Many Haitians gathered Tuesday at prayer services and private homes to mark the sixth anniversary of the country’s devastating earthquake and remember loved ones who died.

The Haitian government has said more than 300,000 people died in the 2010 disaster, but the exact toll is unknown because there was no systematic effort to count bodies during the overwhelming days that followed the quake.

Joseph Philistin brought his two sons to the grounds of the Sacred Heart Catholic church, one of thousands of buildings reduced to rubble when the magnitude-7.0 quake hit Port-au-Princeand surrounding areas. He came to mourn five relatives who were killed when their concrete home collapsed in the hard-hit Carrefour area.

“The memories of that day can’t ever be erased,” Philistin said as he joined a group of churchgoers shortly after dawn.

Nearby, Yvesrose Andre dressed entirely in white, a color associated with mourning in Haiti. She said she came to Tuesday’s Catholic Mass to honor all quake victims, including her two cousins.

“This is like our true day of the dead. It’s a day when people cried a lot,” Andre said quietly, turning rosary beads.

Tuesday was not a holiday in Haiti, as some quake anniversaries have been in the past, and Port-au-Prince’s streets were bustling with people and clogged with traffic as usual.

At a brief government ceremony on arid hills outside the capital President Michel Martelly placed a bouquet of white flowers at a mass burial site that’s been turned into an official memorial for those killed on Jan. 12, 2010.

As he walked out of the memorial surrounded by a scrum of journalists, Martelly said that a “lack of seriousness and planning helped this disaster magnify itself.”

“All of us Haitians everywhere have to see things differently and understand that it is our responsibility together to change our country,” said Martelly, who is constitutionally due to leave office Feb. 7.

Outside the memorial, Antoinise Excelet, one of roughly 250,000 displaced people who have settled precariously in the unregulated sprawl called Canaan near the burial site, said she had expected more progress toward reconstruction six years after the quake.

“I don’t think anything has changed in Haiti.
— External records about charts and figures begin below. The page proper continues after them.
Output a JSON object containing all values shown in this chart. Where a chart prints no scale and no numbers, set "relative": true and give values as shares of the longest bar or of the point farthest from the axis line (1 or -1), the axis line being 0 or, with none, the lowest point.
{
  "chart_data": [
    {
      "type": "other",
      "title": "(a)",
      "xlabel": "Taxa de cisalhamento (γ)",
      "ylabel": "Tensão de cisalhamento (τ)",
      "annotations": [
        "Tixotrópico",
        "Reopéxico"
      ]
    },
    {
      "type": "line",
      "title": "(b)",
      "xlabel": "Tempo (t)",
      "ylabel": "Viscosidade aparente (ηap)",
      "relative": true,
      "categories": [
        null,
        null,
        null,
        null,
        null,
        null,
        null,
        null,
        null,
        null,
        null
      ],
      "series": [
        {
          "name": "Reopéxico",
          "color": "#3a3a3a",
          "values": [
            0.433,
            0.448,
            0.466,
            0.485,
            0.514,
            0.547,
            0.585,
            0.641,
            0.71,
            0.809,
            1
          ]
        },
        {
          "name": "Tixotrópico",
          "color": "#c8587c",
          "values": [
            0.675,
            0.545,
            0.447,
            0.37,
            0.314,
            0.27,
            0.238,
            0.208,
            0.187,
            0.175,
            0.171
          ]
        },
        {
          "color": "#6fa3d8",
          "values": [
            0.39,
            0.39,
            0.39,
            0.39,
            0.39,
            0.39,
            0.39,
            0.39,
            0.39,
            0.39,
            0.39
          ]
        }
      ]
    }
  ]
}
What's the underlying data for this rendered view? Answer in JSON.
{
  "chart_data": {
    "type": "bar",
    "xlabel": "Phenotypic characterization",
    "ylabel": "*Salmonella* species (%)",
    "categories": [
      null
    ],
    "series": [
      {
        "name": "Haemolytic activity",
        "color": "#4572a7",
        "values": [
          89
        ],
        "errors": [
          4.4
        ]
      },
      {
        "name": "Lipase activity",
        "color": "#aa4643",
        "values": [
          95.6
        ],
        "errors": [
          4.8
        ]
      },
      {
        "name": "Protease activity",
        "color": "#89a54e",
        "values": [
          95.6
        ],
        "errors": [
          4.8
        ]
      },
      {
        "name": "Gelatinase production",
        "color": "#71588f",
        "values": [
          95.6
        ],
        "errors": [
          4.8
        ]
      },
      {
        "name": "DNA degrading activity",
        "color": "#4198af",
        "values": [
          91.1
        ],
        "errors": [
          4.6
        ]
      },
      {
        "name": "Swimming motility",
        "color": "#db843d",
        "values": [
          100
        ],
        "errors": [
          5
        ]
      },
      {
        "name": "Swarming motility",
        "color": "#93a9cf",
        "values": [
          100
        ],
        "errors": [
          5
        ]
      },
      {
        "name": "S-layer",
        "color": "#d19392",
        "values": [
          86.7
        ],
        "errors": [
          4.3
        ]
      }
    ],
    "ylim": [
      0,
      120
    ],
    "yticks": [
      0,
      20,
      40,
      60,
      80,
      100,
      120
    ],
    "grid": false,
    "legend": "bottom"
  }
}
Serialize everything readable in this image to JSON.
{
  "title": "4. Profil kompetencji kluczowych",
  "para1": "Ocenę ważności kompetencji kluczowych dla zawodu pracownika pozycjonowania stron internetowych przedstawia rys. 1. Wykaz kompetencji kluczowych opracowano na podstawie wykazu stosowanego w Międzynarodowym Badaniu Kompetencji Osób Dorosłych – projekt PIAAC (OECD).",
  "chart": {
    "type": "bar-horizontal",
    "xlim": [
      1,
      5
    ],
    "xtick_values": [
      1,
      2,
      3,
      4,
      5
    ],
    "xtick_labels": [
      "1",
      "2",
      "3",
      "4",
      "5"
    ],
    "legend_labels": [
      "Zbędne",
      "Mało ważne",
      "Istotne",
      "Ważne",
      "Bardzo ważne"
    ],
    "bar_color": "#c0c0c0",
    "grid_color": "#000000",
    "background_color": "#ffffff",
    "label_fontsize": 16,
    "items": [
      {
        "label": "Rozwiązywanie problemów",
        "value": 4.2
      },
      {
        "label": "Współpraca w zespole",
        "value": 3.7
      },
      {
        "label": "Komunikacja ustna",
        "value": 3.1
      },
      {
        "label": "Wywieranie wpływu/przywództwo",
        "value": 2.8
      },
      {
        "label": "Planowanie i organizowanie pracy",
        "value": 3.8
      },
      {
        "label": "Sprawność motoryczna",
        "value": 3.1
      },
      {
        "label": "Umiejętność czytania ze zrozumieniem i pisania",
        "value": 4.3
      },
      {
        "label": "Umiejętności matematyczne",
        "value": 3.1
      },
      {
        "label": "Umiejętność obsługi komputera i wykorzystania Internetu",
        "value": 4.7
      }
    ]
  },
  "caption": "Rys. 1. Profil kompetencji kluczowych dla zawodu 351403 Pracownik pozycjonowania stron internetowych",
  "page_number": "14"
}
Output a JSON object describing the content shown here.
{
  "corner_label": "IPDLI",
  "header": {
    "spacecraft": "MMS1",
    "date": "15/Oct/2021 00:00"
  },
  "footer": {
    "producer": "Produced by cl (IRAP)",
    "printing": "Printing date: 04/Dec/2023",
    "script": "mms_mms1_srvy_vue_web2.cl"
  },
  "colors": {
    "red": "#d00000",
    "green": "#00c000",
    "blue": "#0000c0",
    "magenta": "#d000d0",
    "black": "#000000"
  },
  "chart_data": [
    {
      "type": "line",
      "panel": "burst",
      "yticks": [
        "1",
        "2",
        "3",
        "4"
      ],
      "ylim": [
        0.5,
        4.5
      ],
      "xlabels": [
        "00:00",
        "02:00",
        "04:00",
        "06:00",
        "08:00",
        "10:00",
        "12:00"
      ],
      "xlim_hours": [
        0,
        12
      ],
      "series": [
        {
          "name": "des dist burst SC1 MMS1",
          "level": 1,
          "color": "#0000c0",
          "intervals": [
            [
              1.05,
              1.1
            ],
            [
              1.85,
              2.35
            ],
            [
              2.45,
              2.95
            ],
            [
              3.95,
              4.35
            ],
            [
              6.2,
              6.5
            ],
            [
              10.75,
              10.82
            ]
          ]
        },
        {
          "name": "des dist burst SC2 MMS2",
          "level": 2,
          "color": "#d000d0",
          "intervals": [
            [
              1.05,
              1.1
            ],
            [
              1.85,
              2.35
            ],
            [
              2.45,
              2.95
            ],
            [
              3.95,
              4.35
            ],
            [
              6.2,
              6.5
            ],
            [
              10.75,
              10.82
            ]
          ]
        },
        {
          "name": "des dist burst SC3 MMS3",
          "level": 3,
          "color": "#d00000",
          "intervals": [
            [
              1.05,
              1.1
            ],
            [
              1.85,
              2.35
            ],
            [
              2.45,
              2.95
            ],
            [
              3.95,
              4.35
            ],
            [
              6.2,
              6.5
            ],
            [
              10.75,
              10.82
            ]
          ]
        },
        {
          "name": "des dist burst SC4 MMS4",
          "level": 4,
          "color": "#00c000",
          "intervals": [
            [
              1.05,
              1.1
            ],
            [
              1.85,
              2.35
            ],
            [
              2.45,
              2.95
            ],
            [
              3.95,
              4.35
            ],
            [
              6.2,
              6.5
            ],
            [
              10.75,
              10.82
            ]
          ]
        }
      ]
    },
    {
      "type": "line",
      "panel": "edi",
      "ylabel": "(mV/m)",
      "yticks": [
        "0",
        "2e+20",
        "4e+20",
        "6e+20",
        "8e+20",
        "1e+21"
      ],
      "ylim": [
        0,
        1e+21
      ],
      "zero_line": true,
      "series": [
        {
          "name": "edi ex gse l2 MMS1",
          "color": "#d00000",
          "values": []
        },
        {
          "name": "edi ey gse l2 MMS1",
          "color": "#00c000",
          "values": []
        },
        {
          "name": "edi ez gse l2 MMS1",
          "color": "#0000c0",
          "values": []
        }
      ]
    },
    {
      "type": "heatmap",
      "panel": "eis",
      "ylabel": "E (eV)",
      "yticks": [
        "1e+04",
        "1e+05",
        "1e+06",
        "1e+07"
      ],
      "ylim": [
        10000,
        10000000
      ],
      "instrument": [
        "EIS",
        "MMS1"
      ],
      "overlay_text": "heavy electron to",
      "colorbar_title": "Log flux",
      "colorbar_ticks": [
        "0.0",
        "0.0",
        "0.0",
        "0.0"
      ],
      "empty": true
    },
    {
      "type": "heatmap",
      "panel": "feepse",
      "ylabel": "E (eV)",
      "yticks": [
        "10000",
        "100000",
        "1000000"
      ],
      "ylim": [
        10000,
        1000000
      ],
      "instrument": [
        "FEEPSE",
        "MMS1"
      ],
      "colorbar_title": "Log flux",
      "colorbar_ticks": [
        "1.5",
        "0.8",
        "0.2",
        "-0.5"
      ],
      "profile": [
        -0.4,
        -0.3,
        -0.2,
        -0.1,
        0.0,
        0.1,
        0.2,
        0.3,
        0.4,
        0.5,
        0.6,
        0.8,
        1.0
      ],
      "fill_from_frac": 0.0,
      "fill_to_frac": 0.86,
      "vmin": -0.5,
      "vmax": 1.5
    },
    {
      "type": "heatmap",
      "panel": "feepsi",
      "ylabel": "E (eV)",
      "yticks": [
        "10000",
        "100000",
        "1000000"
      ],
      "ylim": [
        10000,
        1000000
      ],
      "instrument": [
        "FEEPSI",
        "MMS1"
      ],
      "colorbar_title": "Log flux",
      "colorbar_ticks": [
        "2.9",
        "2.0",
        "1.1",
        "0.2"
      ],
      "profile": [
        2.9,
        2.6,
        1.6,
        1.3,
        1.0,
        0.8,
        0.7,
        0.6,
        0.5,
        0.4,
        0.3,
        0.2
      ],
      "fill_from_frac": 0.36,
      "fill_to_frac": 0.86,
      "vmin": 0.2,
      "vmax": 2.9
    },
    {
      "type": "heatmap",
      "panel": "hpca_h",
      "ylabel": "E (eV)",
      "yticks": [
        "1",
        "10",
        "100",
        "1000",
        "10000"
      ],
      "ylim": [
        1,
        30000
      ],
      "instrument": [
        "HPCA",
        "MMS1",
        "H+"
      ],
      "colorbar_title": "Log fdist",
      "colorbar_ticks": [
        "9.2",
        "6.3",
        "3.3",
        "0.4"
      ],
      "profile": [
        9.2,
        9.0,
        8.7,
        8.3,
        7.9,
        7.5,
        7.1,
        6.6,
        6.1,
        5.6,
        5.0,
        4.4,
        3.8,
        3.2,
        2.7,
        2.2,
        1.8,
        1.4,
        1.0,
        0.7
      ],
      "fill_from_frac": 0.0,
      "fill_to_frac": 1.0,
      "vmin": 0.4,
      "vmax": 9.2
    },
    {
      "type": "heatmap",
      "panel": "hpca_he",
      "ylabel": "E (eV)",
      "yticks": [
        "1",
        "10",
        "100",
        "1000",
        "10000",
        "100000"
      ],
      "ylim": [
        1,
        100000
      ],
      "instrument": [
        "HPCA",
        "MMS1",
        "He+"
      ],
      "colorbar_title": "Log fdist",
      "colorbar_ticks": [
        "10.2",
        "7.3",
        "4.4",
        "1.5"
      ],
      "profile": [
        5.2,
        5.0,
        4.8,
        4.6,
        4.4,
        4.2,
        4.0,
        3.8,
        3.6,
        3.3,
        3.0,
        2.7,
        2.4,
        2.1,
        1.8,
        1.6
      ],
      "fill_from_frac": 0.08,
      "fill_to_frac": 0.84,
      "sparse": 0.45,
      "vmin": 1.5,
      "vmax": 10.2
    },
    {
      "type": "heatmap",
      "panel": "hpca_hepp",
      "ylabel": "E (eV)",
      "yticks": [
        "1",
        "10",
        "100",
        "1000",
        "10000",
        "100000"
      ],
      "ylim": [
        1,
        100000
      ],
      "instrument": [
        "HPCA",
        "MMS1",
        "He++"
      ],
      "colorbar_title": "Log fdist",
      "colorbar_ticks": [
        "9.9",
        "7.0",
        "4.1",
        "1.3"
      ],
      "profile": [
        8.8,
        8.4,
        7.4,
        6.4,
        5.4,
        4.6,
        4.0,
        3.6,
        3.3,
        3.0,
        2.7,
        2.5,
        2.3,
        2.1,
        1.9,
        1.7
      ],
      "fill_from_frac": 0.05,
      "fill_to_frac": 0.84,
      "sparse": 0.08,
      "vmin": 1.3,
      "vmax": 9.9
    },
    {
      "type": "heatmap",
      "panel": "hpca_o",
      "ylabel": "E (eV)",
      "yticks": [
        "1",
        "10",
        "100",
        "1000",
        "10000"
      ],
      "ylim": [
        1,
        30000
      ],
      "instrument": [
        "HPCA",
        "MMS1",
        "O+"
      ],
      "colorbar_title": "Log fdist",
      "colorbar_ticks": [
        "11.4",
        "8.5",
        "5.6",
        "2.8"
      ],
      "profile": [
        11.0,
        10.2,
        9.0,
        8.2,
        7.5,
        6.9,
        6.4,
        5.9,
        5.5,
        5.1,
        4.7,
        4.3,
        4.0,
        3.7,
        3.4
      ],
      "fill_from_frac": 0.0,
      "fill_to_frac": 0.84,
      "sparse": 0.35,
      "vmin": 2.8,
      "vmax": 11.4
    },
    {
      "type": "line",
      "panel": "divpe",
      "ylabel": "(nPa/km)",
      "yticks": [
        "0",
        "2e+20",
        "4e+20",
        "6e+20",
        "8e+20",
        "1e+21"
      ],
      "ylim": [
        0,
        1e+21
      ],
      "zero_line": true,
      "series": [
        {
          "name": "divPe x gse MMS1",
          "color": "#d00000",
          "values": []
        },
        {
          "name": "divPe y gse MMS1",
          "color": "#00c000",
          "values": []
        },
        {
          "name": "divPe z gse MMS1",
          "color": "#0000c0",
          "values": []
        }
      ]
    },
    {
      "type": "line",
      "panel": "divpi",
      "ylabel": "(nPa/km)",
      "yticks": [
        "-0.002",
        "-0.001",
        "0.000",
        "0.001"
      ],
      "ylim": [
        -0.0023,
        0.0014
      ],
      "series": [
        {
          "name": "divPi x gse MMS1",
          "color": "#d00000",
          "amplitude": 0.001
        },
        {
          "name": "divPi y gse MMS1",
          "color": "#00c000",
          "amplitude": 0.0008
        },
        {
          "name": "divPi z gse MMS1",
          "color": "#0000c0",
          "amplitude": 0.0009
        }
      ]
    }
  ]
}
It’s still the same hard place,” she said, carrying a bottle of moonshine and selling the occasional shot to the dozens of Canaan residents who gathered outside the memorial to catch a glimpse of Martelly, Prime Minister Evans Paul and other officials before they sped off in a motorcade.

As the nation of 10 million marked the anniversary, an electoral crisis threatened to undermine the long troubled country’s stability.

A presidential and legislative runoff is scheduled Jan. 24, but one of two presidential candidates is saying he won’t participate due to widespread suspicions of fraud and vote-rigging in an October vote. Electoral officials say candidate Jude Celestin’s name will still appear on ballots because he hasn’t officially withdrawn.

In a statement, U.N. Secretary-General Ban-Ki moon said the world body was mourning along with Haitians. Just over 100 U.N. personnel were killed in the Haiti quake, the single greatest loss of life during a single day the U.N. ever suffered. The 2010 quake toppled the Christopher Hotel, which housed the U.N. headquarters in Port-au-Prince.

He said Haiti continued to need international support and urged the country to “unite behind a vision for a stable, democratic and prosperous future.”

Since Sunday, 92 newly elected deputies and 14 senators have taken oaths of office, nearly filling Haiti’s Parliament and ending a year-long period where Martelly was ruling by decree. The first national assembly is expected to be held soon.